3.4 遗传进化树分析结果，LZ5、LZ6和近年分离的高致病性PRRSV与疫苗株MLV（RespPRRS/Repro）虽然同归属于美洲型（群），但确归属于不同的亚型。LZ5、LZ6与MLV的NSP2和ORF5等位氨基酸同源性分别为68.7%和86.0%（或85.5%），基因变异较大。
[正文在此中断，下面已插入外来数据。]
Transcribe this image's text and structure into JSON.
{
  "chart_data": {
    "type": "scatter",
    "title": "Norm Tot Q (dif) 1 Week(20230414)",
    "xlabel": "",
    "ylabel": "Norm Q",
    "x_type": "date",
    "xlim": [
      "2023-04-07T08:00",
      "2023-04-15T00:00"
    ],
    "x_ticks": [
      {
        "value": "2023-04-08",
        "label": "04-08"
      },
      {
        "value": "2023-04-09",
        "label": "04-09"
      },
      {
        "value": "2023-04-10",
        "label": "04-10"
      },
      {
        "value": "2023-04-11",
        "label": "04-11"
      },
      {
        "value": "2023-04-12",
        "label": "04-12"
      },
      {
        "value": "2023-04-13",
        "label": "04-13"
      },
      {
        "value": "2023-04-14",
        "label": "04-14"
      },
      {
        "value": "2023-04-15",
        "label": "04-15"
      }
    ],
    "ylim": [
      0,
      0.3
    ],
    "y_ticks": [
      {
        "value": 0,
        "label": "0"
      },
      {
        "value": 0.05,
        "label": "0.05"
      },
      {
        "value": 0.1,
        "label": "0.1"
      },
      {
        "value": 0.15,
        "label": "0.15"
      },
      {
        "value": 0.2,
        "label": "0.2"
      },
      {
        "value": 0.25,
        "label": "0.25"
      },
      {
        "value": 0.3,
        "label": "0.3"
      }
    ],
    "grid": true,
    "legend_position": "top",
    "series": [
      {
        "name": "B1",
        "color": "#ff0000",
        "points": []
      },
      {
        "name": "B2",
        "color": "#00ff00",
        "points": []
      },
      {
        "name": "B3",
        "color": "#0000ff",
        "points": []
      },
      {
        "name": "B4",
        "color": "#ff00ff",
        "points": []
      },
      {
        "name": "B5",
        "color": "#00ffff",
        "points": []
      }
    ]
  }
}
结果表明柳州本地PRRSV野毒正向远离疫苗毒MLV的方向变异，提示在实际防疫中应该选择与当地流行毒株在抗原性上相关的种毒制备疫苗免疫是有效防控该病的关键。

[1]童光志，周艳君，郝晓芳，等.高致病性猪繁殖与呼吸综合征病毒的分离鉴定及其分子流行病学分析 [J].中国预防兽医学报，2007，29（9）：323-327.

[2]郝晓芳，周艳君，田志军，等.高致病性猪繁殖与呼吸综合征病毒RT-PCR鉴别诊断方法的建立 [J].中国预防兽医学报，2007，29（9）：704-709.
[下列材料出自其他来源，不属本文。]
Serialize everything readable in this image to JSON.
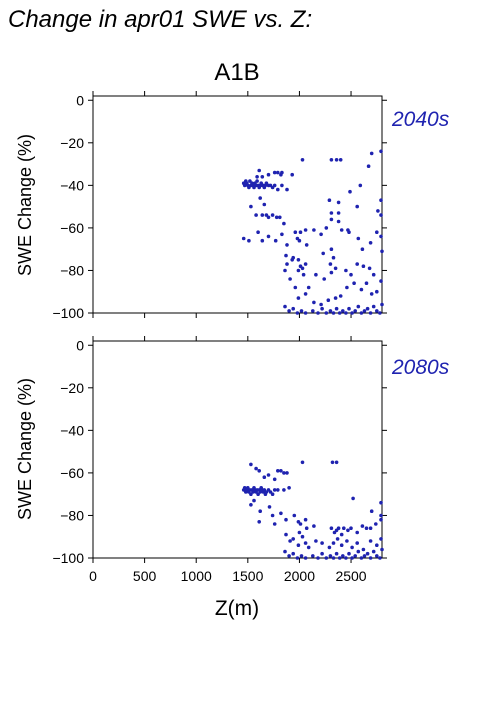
{
  "page": {
    "title": "Change in apr01 SWE vs. Z:",
    "scenario": "A1B"
  },
  "colors": {
    "points": "#1f23b0",
    "period_label": "#1f23b0"
  },
  "chart_data": [
    {
      "type": "scatter",
      "period": "2040s",
      "xlabel": "",
      "ylabel": "SWE Change (%)",
      "xlim": [
        0,
        2800
      ],
      "ylim": [
        -100,
        2
      ],
      "xticks": [
        0,
        500,
        1000,
        1500,
        2000,
        2500
      ],
      "yticks": [
        0,
        -20,
        -40,
        -60,
        -80,
        -100
      ],
      "x_tick_labels_shown": false,
      "points": [
        [
          1460,
          -39
        ],
        [
          1470,
          -40
        ],
        [
          1480,
          -38
        ],
        [
          1490,
          -39
        ],
        [
          1500,
          -40
        ],
        [
          1510,
          -41
        ],
        [
          1520,
          -38
        ],
        [
          1530,
          -40
        ],
        [
          1540,
          -39
        ],
        [
          1550,
          -40
        ],
        [
          1560,
          -41
        ],
        [
          1570,
          -39
        ],
        [
          1580,
          -40
        ],
        [
          1590,
          -38
        ],
        [
          1600,
          -40
        ],
        [
          1610,
          -41
        ],
        [
          1620,
          -40
        ],
        [
          1630,
          -39
        ],
        [
          1640,
          -40
        ],
        [
          1650,
          -40
        ],
        [
          1660,
          -41
        ],
        [
          1670,
          -40
        ],
        [
          1680,
          -39
        ],
        [
          1700,
          -40
        ],
        [
          1720,
          -40
        ],
        [
          1740,
          -41
        ],
        [
          1760,
          -40
        ],
        [
          1790,
          -42
        ],
        [
          1830,
          -40
        ],
        [
          1880,
          -42
        ],
        [
          1590,
          -36
        ],
        [
          1610,
          -33
        ],
        [
          1640,
          -36
        ],
        [
          1700,
          -35
        ],
        [
          1760,
          -34
        ],
        [
          1790,
          -34
        ],
        [
          1820,
          -35
        ],
        [
          1830,
          -34
        ],
        [
          1930,
          -35
        ],
        [
          1530,
          -50
        ],
        [
          1620,
          -46
        ],
        [
          1660,
          -49
        ],
        [
          1580,
          -54
        ],
        [
          1640,
          -54
        ],
        [
          1680,
          -54
        ],
        [
          1700,
          -55
        ],
        [
          1740,
          -54
        ],
        [
          1780,
          -55
        ],
        [
          1810,
          -55
        ],
        [
          1850,
          -58
        ],
        [
          1460,
          -65
        ],
        [
          1510,
          -66
        ],
        [
          1600,
          -62
        ],
        [
          1640,
          -66
        ],
        [
          1700,
          -64
        ],
        [
          1770,
          -66
        ],
        [
          1830,
          -63
        ],
        [
          1880,
          -68
        ],
        [
          2030,
          -28
        ],
        [
          2310,
          -28
        ],
        [
          2360,
          -28
        ],
        [
          2400,
          -28
        ],
        [
          2700,
          -25
        ],
        [
          2790,
          -24
        ],
        [
          2670,
          -31
        ],
        [
          2590,
          -40
        ],
        [
          2490,
          -43
        ],
        [
          2290,
          -47
        ],
        [
          2310,
          -53
        ],
        [
          2310,
          -56
        ],
        [
          2380,
          -48
        ],
        [
          2380,
          -53
        ],
        [
          2380,
          -57
        ],
        [
          2560,
          -50
        ],
        [
          2790,
          -47
        ],
        [
          2790,
          -54
        ],
        [
          2760,
          -52
        ],
        [
          2140,
          -61
        ],
        [
          2210,
          -63
        ],
        [
          2260,
          -60
        ],
        [
          2410,
          -61
        ],
        [
          2470,
          -61
        ],
        [
          2480,
          -62
        ],
        [
          2570,
          -65
        ],
        [
          2750,
          -62
        ],
        [
          2790,
          -64
        ],
        [
          2690,
          -67
        ],
        [
          1960,
          -62
        ],
        [
          1980,
          -65
        ],
        [
          2000,
          -66
        ],
        [
          2010,
          -62
        ],
        [
          2060,
          -61
        ],
        [
          2070,
          -68
        ],
        [
          2230,
          -72
        ],
        [
          2310,
          -70
        ],
        [
          2610,
          -70
        ],
        [
          2800,
          -71
        ],
        [
          1870,
          -73
        ],
        [
          1880,
          -77
        ],
        [
          1930,
          -75
        ],
        [
          1940,
          -74
        ],
        [
          1990,
          -75
        ],
        [
          2010,
          -78
        ],
        [
          2030,
          -79
        ],
        [
          2060,
          -77
        ],
        [
          2300,
          -77
        ],
        [
          2330,
          -74
        ],
        [
          1860,
          -80
        ],
        [
          1910,
          -84
        ],
        [
          1960,
          -88
        ],
        [
          1990,
          -80
        ],
        [
          2040,
          -82
        ],
        [
          2090,
          -88
        ],
        [
          2160,
          -82
        ],
        [
          2240,
          -84
        ],
        [
          2310,
          -81
        ],
        [
          2350,
          -79
        ],
        [
          2450,
          -80
        ],
        [
          2500,
          -82
        ],
        [
          2560,
          -77
        ],
        [
          2620,
          -78
        ],
        [
          2680,
          -79
        ],
        [
          2720,
          -82
        ],
        [
          2790,
          -85
        ],
        [
          2400,
          -92
        ],
        [
          2460,
          -88
        ],
        [
          2530,
          -86
        ],
        [
          2600,
          -89
        ],
        [
          2650,
          -86
        ],
        [
          2700,
          -91
        ],
        [
          2750,
          -90
        ],
        [
          1990,
          -93
        ],
        [
          2060,
          -91
        ],
        [
          2140,
          -95
        ],
        [
          2210,
          -96
        ],
        [
          2280,
          -94
        ],
        [
          2350,
          -93
        ],
        [
          1860,
          -97
        ],
        [
          1900,
          -99
        ],
        [
          1940,
          -98
        ],
        [
          1980,
          -100
        ],
        [
          2020,
          -99
        ],
        [
          2060,
          -100
        ],
        [
          2130,
          -99
        ],
        [
          2180,
          -100
        ],
        [
          2220,
          -98
        ],
        [
          2260,
          -100
        ],
        [
          2300,
          -99
        ],
        [
          2330,
          -100
        ],
        [
          2360,
          -98
        ],
        [
          2390,
          -100
        ],
        [
          2420,
          -99
        ],
        [
          2450,
          -100
        ],
        [
          2480,
          -98
        ],
        [
          2510,
          -100
        ],
        [
          2540,
          -99
        ],
        [
          2570,
          -97
        ],
        [
          2600,
          -100
        ],
        [
          2630,
          -99
        ],
        [
          2660,
          -98
        ],
        [
          2690,
          -100
        ],
        [
          2720,
          -97
        ],
        [
          2750,
          -99
        ],
        [
          2780,
          -100
        ],
        [
          2800,
          -96
        ]
      ]
    },
    {
      "type": "scatter",
      "period": "2080s",
      "xlabel": "Z(m)",
      "ylabel": "SWE Change (%)",
      "xlim": [
        0,
        2800
      ],
      "ylim": [
        -100,
        2
      ],
      "xticks": [
        0,
        500,
        1000,
        1500,
        2000,
        2500
      ],
      "yticks": [
        0,
        -20,
        -40,
        -60,
        -80,
        -100
      ],
      "x_tick_labels_shown": true,
      "points": [
        [
          1460,
          -68
        ],
        [
          1470,
          -67
        ],
        [
          1480,
          -69
        ],
        [
          1490,
          -68
        ],
        [
          1500,
          -67
        ],
        [
          1510,
          -69
        ],
        [
          1520,
          -68
        ],
        [
          1530,
          -70
        ],
        [
          1540,
          -68
        ],
        [
          1550,
          -69
        ],
        [
          1560,
          -67
        ],
        [
          1570,
          -68
        ],
        [
          1580,
          -69
        ],
        [
          1590,
          -68
        ],
        [
          1600,
          -70
        ],
        [
          1610,
          -68
        ],
        [
          1620,
          -69
        ],
        [
          1630,
          -67
        ],
        [
          1640,
          -68
        ],
        [
          1650,
          -69
        ],
        [
          1660,
          -68
        ],
        [
          1670,
          -70
        ],
        [
          1680,
          -69
        ],
        [
          1700,
          -68
        ],
        [
          1720,
          -69
        ],
        [
          1740,
          -70
        ],
        [
          1760,
          -68
        ],
        [
          1790,
          -68
        ],
        [
          1850,
          -68
        ],
        [
          1900,
          -67
        ],
        [
          1530,
          -56
        ],
        [
          1580,
          -58
        ],
        [
          1610,
          -59
        ],
        [
          1660,
          -62
        ],
        [
          1700,
          -61
        ],
        [
          1760,
          -63
        ],
        [
          1790,
          -59
        ],
        [
          1820,
          -59
        ],
        [
          1850,
          -60
        ],
        [
          1880,
          -60
        ],
        [
          1530,
          -75
        ],
        [
          1560,
          -73
        ],
        [
          1620,
          -78
        ],
        [
          1710,
          -76
        ],
        [
          1740,
          -80
        ],
        [
          1820,
          -79
        ],
        [
          1870,
          -82
        ],
        [
          1610,
          -83
        ],
        [
          1760,
          -84
        ],
        [
          2030,
          -55
        ],
        [
          2320,
          -55
        ],
        [
          2360,
          -55
        ],
        [
          2520,
          -72
        ],
        [
          2700,
          -78
        ],
        [
          2790,
          -74
        ],
        [
          2790,
          -80
        ],
        [
          1950,
          -80
        ],
        [
          1990,
          -83
        ],
        [
          2010,
          -84
        ],
        [
          2060,
          -82
        ],
        [
          2070,
          -86
        ],
        [
          2140,
          -85
        ],
        [
          2000,
          -88
        ],
        [
          2030,
          -90
        ],
        [
          2310,
          -86
        ],
        [
          2340,
          -88
        ],
        [
          2360,
          -87
        ],
        [
          2380,
          -86
        ],
        [
          2410,
          -89
        ],
        [
          2430,
          -86
        ],
        [
          2470,
          -87
        ],
        [
          2500,
          -86
        ],
        [
          2560,
          -88
        ],
        [
          2610,
          -85
        ],
        [
          2650,
          -86
        ],
        [
          2690,
          -86
        ],
        [
          2740,
          -84
        ],
        [
          2790,
          -82
        ],
        [
          1870,
          -89
        ],
        [
          1910,
          -92
        ],
        [
          1940,
          -91
        ],
        [
          1990,
          -94
        ],
        [
          2060,
          -93
        ],
        [
          2090,
          -95
        ],
        [
          2160,
          -92
        ],
        [
          2220,
          -93
        ],
        [
          2290,
          -95
        ],
        [
          2330,
          -93
        ],
        [
          2370,
          -91
        ],
        [
          2410,
          -94
        ],
        [
          2460,
          -92
        ],
        [
          2510,
          -95
        ],
        [
          2560,
          -93
        ],
        [
          2620,
          -96
        ],
        [
          2690,
          -92
        ],
        [
          2750,
          -94
        ],
        [
          2790,
          -91
        ],
        [
          1860,
          -97
        ],
        [
          1900,
          -99
        ],
        [
          1940,
          -98
        ],
        [
          1980,
          -100
        ],
        [
          2020,
          -99
        ],
        [
          2060,
          -100
        ],
        [
          2130,
          -99
        ],
        [
          2180,
          -100
        ],
        [
          2220,
          -98
        ],
        [
          2260,
          -100
        ],
        [
          2300,
          -99
        ],
        [
          2330,
          -100
        ],
        [
          2360,
          -98
        ],
        [
          2390,
          -100
        ],
        [
          2420,
          -99
        ],
        [
          2450,
          -100
        ],
        [
          2480,
          -98
        ],
        [
          2510,
          -100
        ],
        [
          2540,
          -99
        ],
        [
          2570,
          -97
        ],
        [
          2600,
          -100
        ],
        [
          2630,
          -99
        ],
        [
          2660,
          -98
        ],
        [
          2690,
          -100
        ],
        [
          2720,
          -97
        ],
        [
          2750,
          -99
        ],
        [
          2780,
          -100
        ],
        [
          2800,
          -96
        ]
      ]
    }
  ]
}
[3]Tian K G，Yu X L，Zhao T Z，et al.Emergence of Fatal PRRSV Variants：Unparalleled Outbreaks of Atypical PRRS in China and Molecular Dissection of the Unique Hallmark[J/OL].PLoS ONE，2007，2（6）：e526.http://www.plosone.org/article/info：doi/10.1371/journal.pone.0000526.

[4]谢丽基，谢芝勋，刘加波，等.广西高致病性PRRSV Nsp2基因的克隆、序列分析和抗原表位预测 [J].动物医学进展，2008，29（1）：1-4.

[5]刘涛，陈赛娟，孙继国，等.河北猪繁殖与呼吸综合征病毒地方株HB-4（hs）株ORF5-7基因变异分析 [J].华北农学报，2008，23（4）：32-36.

[6]韦正吉，严斯刚，黄小武，等.多重RT-PCR同时检测CSFV、PRRSV、HP-PRRSV方法的建立及其临床应用[J].广西农业科学，2009，40（11）：1476-1480.

[7]李和平，吴发兴，郑忠屹，等.我国部分地区猪繁殖与呼吸综合征病毒分离株ORF5基因的遗传变异分析 [J].中国动物检疫，2005，22（10）：23-26.